Hardware caches operate on the same principle as virtual memory. Pages of memory reside on disks, whose access time is much larger than that of physical or main memory. To reduce average access time, a virtual memory system (operating system software, often with microcode or hardware support) keeps copies of the most recently referenced pages in main memory. When memory is updated, a disk page becomes out-ofdate or *stale*. Users never access stale data, because the virtual memory system directs references to the memory copy when one exists and always updates the disk page before the memory copy is replaced.

Uniprocessor caches function like virtual memory, except that the faster level of storage is the cache (usually fast, static RAM), while the slower level is main memory (usually large, dynamic RAM). Cache pages are called blocks or lines, and cache management is handled totally by hardware. Figure 2 shows the structure of a typical cache.

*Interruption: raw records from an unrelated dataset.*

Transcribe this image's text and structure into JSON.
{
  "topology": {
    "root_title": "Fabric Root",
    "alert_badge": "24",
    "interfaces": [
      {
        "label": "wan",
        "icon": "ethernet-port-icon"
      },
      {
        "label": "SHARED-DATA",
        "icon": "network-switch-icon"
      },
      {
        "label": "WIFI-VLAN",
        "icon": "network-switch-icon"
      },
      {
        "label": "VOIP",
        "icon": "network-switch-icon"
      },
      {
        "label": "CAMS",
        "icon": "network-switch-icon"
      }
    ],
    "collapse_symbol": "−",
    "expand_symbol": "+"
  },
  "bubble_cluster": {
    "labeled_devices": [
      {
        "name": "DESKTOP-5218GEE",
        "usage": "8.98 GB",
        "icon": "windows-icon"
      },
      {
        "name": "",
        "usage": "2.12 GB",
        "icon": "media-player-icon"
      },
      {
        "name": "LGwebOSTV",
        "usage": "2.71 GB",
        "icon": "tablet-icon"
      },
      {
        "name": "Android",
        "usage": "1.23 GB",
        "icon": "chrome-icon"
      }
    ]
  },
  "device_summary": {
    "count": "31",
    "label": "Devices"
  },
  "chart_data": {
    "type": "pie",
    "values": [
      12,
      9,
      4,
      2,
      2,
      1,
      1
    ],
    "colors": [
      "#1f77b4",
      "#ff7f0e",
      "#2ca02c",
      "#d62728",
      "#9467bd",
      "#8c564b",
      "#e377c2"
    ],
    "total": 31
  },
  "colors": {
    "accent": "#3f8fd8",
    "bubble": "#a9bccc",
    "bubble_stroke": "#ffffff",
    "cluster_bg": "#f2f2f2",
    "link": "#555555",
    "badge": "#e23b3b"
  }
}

A multiprocessor with per-processor caches is more complex, because data also becomes stale when another processor updates it. Consider the case in which processor 1 has updated a cache block, but not main memory; processor 2 does not have a copy of this block; and then processor 2 references the block. Some mechanism must ensure that processor 2 receives the updated copy from processor 1's cache, not stale copy from main memory. Otherwise, a programmer's model of a shared, cache-less memory is compromised. This mechanism is called a *cache-coherence protocol*.

For computers with more than four processors, the first commercial systems with cache-coherence protocols connected processors and main memory through a single, shared bus. A bus simplifies the coherence protocol by providing inexpensive, atomic broadcasts. Multiprocessors with a bus exploit this capability by having all processors (actually the processors' cache controllers) monitor bus transactions. When a transaction affects a location in a processors cache, the controller updates the cache, places data on the bus, or both.

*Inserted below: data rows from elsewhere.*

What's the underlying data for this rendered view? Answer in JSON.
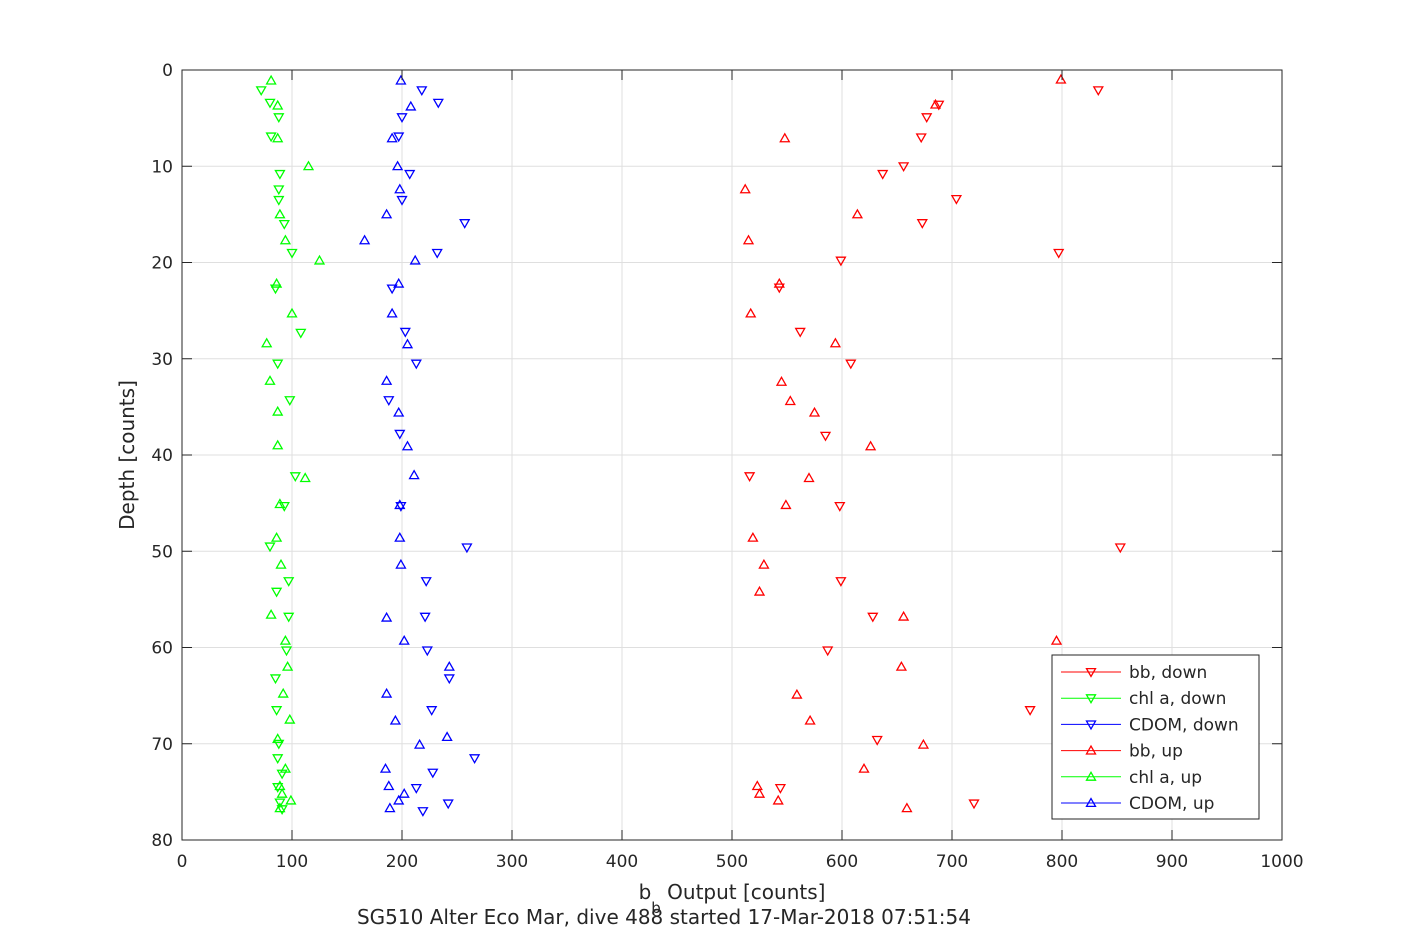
{
  "chart_data": {
    "type": "scatter",
    "title": "",
    "xlabel_prefix": "b",
    "xlabel_sub": "b",
    "xlabel_suffix": " Output [counts]",
    "ylabel": "Depth [counts]",
    "caption": "SG510 Alter Eco Mar, dive 488 started 17-Mar-2018 07:51:54",
    "xlim": [
      0,
      1000
    ],
    "ylim": [
      80,
      0
    ],
    "y_reversed": true,
    "grid": true,
    "legend_placement": "bottom-right",
    "x_ticks": [
      "0",
      "100",
      "200",
      "300",
      "400",
      "500",
      "600",
      "700",
      "800",
      "900",
      "1000"
    ],
    "y_ticks": [
      "0",
      "10",
      "20",
      "30",
      "40",
      "50",
      "60",
      "70",
      "80"
    ],
    "series": [
      {
        "name": "bb, down",
        "color": "#ff0000",
        "marker": "triangle-down",
        "points": [
          [
            833,
            2.1
          ],
          [
            688,
            3.6
          ],
          [
            677,
            4.9
          ],
          [
            672,
            7.0
          ],
          [
            656,
            10.0
          ],
          [
            637,
            10.8
          ],
          [
            704,
            13.4
          ],
          [
            673,
            15.9
          ],
          [
            797,
            19.0
          ],
          [
            599,
            19.8
          ],
          [
            543,
            22.6
          ],
          [
            562,
            27.2
          ],
          [
            608,
            30.5
          ],
          [
            585,
            38.0
          ],
          [
            516,
            42.2
          ],
          [
            598,
            45.3
          ],
          [
            853,
            49.6
          ],
          [
            599,
            53.1
          ],
          [
            628,
            56.8
          ],
          [
            587,
            60.3
          ],
          [
            771,
            66.5
          ],
          [
            632,
            69.6
          ],
          [
            544,
            74.6
          ],
          [
            720,
            76.2
          ]
        ]
      },
      {
        "name": "chl a, down",
        "color": "#00ff00",
        "marker": "triangle-down",
        "points": [
          [
            72,
            2.1
          ],
          [
            80,
            3.4
          ],
          [
            88,
            4.9
          ],
          [
            81,
            6.9
          ],
          [
            89,
            10.8
          ],
          [
            88,
            12.4
          ],
          [
            88,
            13.5
          ],
          [
            93,
            16.0
          ],
          [
            100,
            19.0
          ],
          [
            85,
            22.7
          ],
          [
            108,
            27.3
          ],
          [
            87,
            30.5
          ],
          [
            98,
            34.3
          ],
          [
            103,
            42.2
          ],
          [
            93,
            45.3
          ],
          [
            80,
            49.5
          ],
          [
            97,
            53.1
          ],
          [
            86,
            54.2
          ],
          [
            97,
            56.8
          ],
          [
            95,
            60.3
          ],
          [
            85,
            63.2
          ],
          [
            86,
            66.5
          ],
          [
            88,
            70.0
          ],
          [
            87,
            71.5
          ],
          [
            91,
            73.1
          ],
          [
            87,
            74.5
          ],
          [
            89,
            76.1
          ],
          [
            91,
            76.8
          ]
        ]
      },
      {
        "name": "CDOM, down",
        "color": "#0000ff",
        "marker": "triangle-down",
        "points": [
          [
            218,
            2.1
          ],
          [
            233,
            3.4
          ],
          [
            200,
            4.9
          ],
          [
            197,
            6.9
          ],
          [
            207,
            10.8
          ],
          [
            200,
            13.5
          ],
          [
            257,
            15.9
          ],
          [
            232,
            19.0
          ],
          [
            191,
            22.7
          ],
          [
            203,
            27.2
          ],
          [
            213,
            30.5
          ],
          [
            188,
            34.3
          ],
          [
            198,
            37.8
          ],
          [
            199,
            45.3
          ],
          [
            259,
            49.6
          ],
          [
            222,
            53.1
          ],
          [
            221,
            56.8
          ],
          [
            223,
            60.3
          ],
          [
            227,
            66.5
          ],
          [
            243,
            63.2
          ],
          [
            266,
            71.5
          ],
          [
            228,
            73.0
          ],
          [
            213,
            74.6
          ],
          [
            242,
            76.2
          ],
          [
            219,
            77.0
          ]
        ]
      },
      {
        "name": "bb, up",
        "color": "#ff0000",
        "marker": "triangle-up",
        "points": [
          [
            799,
            1.0
          ],
          [
            685,
            3.6
          ],
          [
            548,
            7.1
          ],
          [
            512,
            12.4
          ],
          [
            614,
            15.0
          ],
          [
            515,
            17.7
          ],
          [
            543,
            22.2
          ],
          [
            517,
            25.3
          ],
          [
            594,
            28.4
          ],
          [
            545,
            32.4
          ],
          [
            553,
            34.4
          ],
          [
            575,
            35.6
          ],
          [
            626,
            39.1
          ],
          [
            570,
            42.4
          ],
          [
            549,
            45.2
          ],
          [
            519,
            48.6
          ],
          [
            529,
            51.4
          ],
          [
            525,
            54.2
          ],
          [
            656,
            56.8
          ],
          [
            795,
            59.3
          ],
          [
            654,
            62.0
          ],
          [
            559,
            64.9
          ],
          [
            571,
            67.6
          ],
          [
            674,
            70.1
          ],
          [
            620,
            72.6
          ],
          [
            523,
            74.4
          ],
          [
            525,
            75.2
          ],
          [
            542,
            75.9
          ],
          [
            659,
            76.7
          ]
        ]
      },
      {
        "name": "chl a, up",
        "color": "#00ff00",
        "marker": "triangle-up",
        "points": [
          [
            81,
            1.1
          ],
          [
            87,
            3.7
          ],
          [
            87,
            7.1
          ],
          [
            115,
            10.0
          ],
          [
            89,
            15.0
          ],
          [
            94,
            17.7
          ],
          [
            125,
            19.8
          ],
          [
            86,
            22.2
          ],
          [
            100,
            25.3
          ],
          [
            77,
            28.4
          ],
          [
            80,
            32.3
          ],
          [
            87,
            35.5
          ],
          [
            87,
            39.0
          ],
          [
            112,
            42.4
          ],
          [
            89,
            45.1
          ],
          [
            86,
            48.6
          ],
          [
            90,
            51.4
          ],
          [
            81,
            56.6
          ],
          [
            94,
            59.3
          ],
          [
            96,
            62.0
          ],
          [
            92,
            64.8
          ],
          [
            98,
            67.5
          ],
          [
            87,
            69.5
          ],
          [
            94,
            72.6
          ],
          [
            89,
            74.4
          ],
          [
            91,
            75.2
          ],
          [
            99,
            75.9
          ],
          [
            89,
            76.7
          ]
        ]
      },
      {
        "name": "CDOM, up",
        "color": "#0000ff",
        "marker": "triangle-up",
        "points": [
          [
            199,
            1.1
          ],
          [
            208,
            3.8
          ],
          [
            191,
            7.1
          ],
          [
            196,
            10.0
          ],
          [
            198,
            12.4
          ],
          [
            186,
            15.0
          ],
          [
            166,
            17.7
          ],
          [
            212,
            19.8
          ],
          [
            197,
            22.2
          ],
          [
            191,
            25.3
          ],
          [
            205,
            28.5
          ],
          [
            186,
            32.3
          ],
          [
            197,
            35.6
          ],
          [
            205,
            39.1
          ],
          [
            211,
            42.1
          ],
          [
            198,
            45.2
          ],
          [
            198,
            48.6
          ],
          [
            199,
            51.4
          ],
          [
            186,
            56.9
          ],
          [
            202,
            59.3
          ],
          [
            243,
            62.0
          ],
          [
            186,
            64.8
          ],
          [
            194,
            67.6
          ],
          [
            241,
            69.3
          ],
          [
            216,
            70.1
          ],
          [
            185,
            72.6
          ],
          [
            188,
            74.4
          ],
          [
            202,
            75.2
          ],
          [
            197,
            75.9
          ],
          [
            189,
            76.7
          ]
        ]
      }
    ]
  }
}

Bus-based cache-coherence protocols can be classified as *write-invalidate* or *write-update* [4, 6]. Writeinvalidate protocols guarantee that there exist either: (1) no cached copies of a block, (2) one or more readonly copies, or (3) one read-write copy. Bus transactions maintain this invariant. The protocols are called writeinvalidate because a processor wishing to write a block invalidates all read-only copies. Figure 3 illustrates a simple write-invalidate protocol. Most of these protocols' overhead is due to invalidate operations and the subsequent cache misses incurred by other processors when they re-reference invalidated blocks.

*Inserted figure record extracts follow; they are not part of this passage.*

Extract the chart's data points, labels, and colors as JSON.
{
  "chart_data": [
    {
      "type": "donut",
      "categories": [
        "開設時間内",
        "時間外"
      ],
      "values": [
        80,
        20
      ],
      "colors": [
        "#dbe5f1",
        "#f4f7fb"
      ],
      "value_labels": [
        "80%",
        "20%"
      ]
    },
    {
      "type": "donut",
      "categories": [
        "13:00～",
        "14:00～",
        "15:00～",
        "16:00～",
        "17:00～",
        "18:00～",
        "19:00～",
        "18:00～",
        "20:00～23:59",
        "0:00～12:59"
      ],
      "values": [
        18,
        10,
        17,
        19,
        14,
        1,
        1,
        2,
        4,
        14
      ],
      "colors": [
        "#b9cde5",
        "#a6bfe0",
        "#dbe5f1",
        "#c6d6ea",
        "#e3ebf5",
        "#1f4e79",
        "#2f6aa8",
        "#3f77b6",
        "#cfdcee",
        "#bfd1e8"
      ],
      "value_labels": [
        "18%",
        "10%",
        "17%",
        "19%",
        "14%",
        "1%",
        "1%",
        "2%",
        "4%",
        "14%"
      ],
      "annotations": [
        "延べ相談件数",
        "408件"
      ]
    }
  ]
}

Write-update cache-coherence protocols allow multiple read-write copies, but require that each update be broadcast, preventing the existence of stale copies. These protocols usually contain a mechanism allowing a writing processor to determine that no other cache copies exist, so subsequent writes need not be broadcast. Write-update protocols increase the cost of all writes to shared blocks, but eliminate the rereference misses of write-invalidate protocols.

The obvious bandwidth limitations of a single, shared bus have led researchers and hardware designers to investigate cache-coherence protocols on more general interconnection networks. On these networks, broadcasts are expensive and often non-atomic. Many broadcasts can be avoided by adding a level of indirection. Instead of issuing a broadcast request to all processors, a protocol can look at a known location, called a directory entry, to get pointer(s) to a block's cached location(s). The protocol can then communicate directly with the processors that have copies of a location. Agarwal et al. extend a write-invalidate protocol to this type of computer [2]. Contrary to wide-spread belief, access to directory entries does not introduce a centralized bottleneck since entries for different blocks can be in different places. Write-update protocols appear less amenable to multiprocessors with general interconnection networks, because updates are difficult to propagate atomically and efficiently.